Kumar Galhotra, president of the company’s traditional operations, said that while Ford is willing to make changes to their spending to make room for the union’s demanded changes, any additional costs would hurt the companies ability to operate in the future, on top of the ongoing investments in electric vehicles.
“We’ve been very clear that we are at the limit. We stretched to get to this point,” Galhotra said Thursday during a media and analyst call. “Going further will hurt our ability to invest in the business like we need to invest.”
Galhotra declined to disclose how much the company’s current offer to the union would cost the company.

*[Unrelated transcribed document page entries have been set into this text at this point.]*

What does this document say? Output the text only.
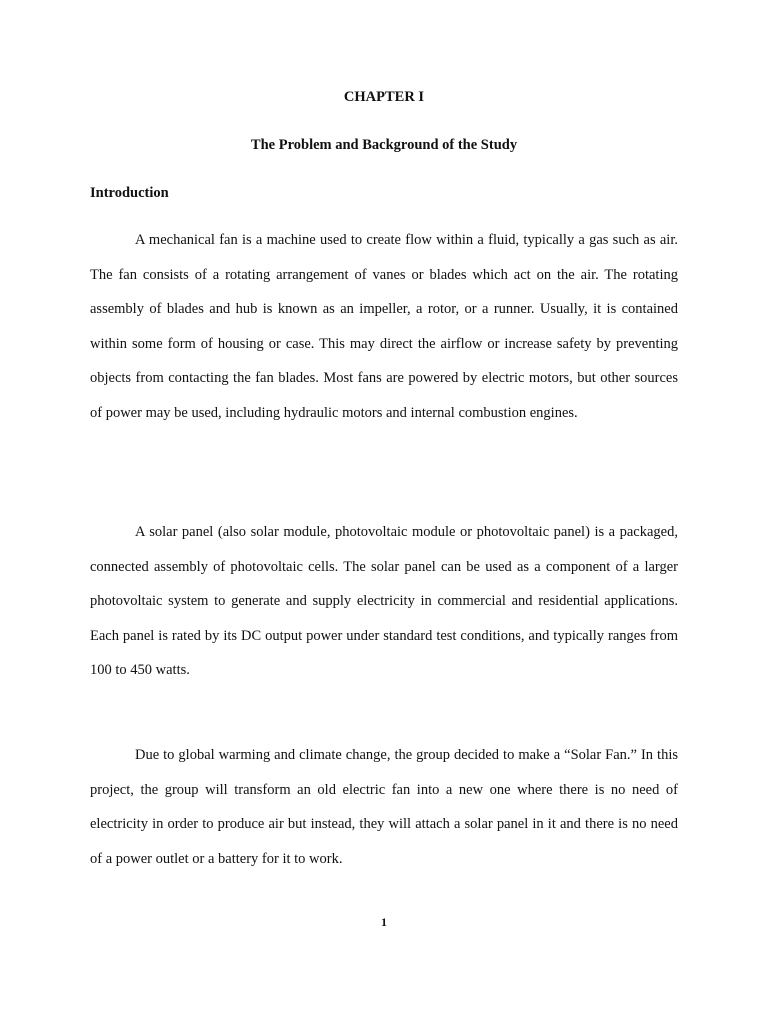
CHAPTER I
The Problem and Background of the Study
Introduction

A mechanical fan is a machine used to create flow within a fluid, typically a gas such as air. The fan consists of a rotating arrangement of vanes or blades which act on the air. The rotating assembly of blades and hub is known as an impeller, a rotor, or a runner. Usually, it is contained within some form of housing or case. This may direct the airflow or increase safety by preventing objects from contacting the fan blades. Most fans are powered by electric motors, but other sources of power may be used, including hydraulic motors and internal combustion engines.

A solar panel (also solar module, photovoltaic module or photovoltaic panel) is a packaged, connected assembly of photovoltaic cells. The solar panel can be used as a component of a larger photovoltaic system to generate and supply electricity in commercial and residential applications. Each panel is rated by its DC output power under standard test conditions, and typically ranges from 100 to 450 watts.

Due to global warming and climate change, the group decided to make a “Solar Fan.” In this project, the group will transform an old electric fan into a new one where there is no need of electricity in order to produce air but instead, they will attach a solar panel in it and there is no need of a power outlet or a battery for it to work.

1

This comment comes just a day after UAW launches an unexpected strike against the company’s high profitability SUV manufacturing plant in Kentucky.
“We’re surprised by the escalation last night,” Galhotra said. “Kentucky Truck Plant is one of the most important manufacturing plants of any kind in America.”
UAW President Shawn Fain said the strike escalation was a result of the company repeating its previous offer instead of offering a new one.
“This offer was the exact same offer they gave us two weeks ago. In our position, they’re not taking it seriously,” Fain said during a pre-recorded online video. “We’ve been very patient working with a company on this. At the end of the day, they have not met expectations. They’re not even coming to the table on it.”
Ford’s most recent proposal included 23%-26% wage increases depending on classification, retention of platinum health care benefits, ratification bonuses, reinstatement of cost-of-living, and other benefits.
Each automaker has formed joint ventures with battery makers to manufacture EV batteries in the United States.
However, because these plants are owned by joint ventures, they are not covered by the automakers’ agreements with the union.
UAW has characterized these joint-venture arrangements as a plan to exclude the union from the new factories, many of which are currently under construction.
The union has been pushing for the workers at these battery plants to be included in the automakers’ national agreements, ensuring that they will be unionized.
GM made a breakthrough concession last week by agreeing to place the workers at its battery plants under its national agreement with the UAW.
This move was seen as a victory for the union, as it demonstrated that EV battery manufacturing could be unionized.
However, Ford and Stellantis have not yet agreed to include their battery plant workers in the national agreements.
The Detroit automakers have announced investments of approximately $22 billion in eight U.S. battery plants, highlighting the importance of these facilities for the future of the automotive industry and President Joe Biden’s push for domestic manufacturing.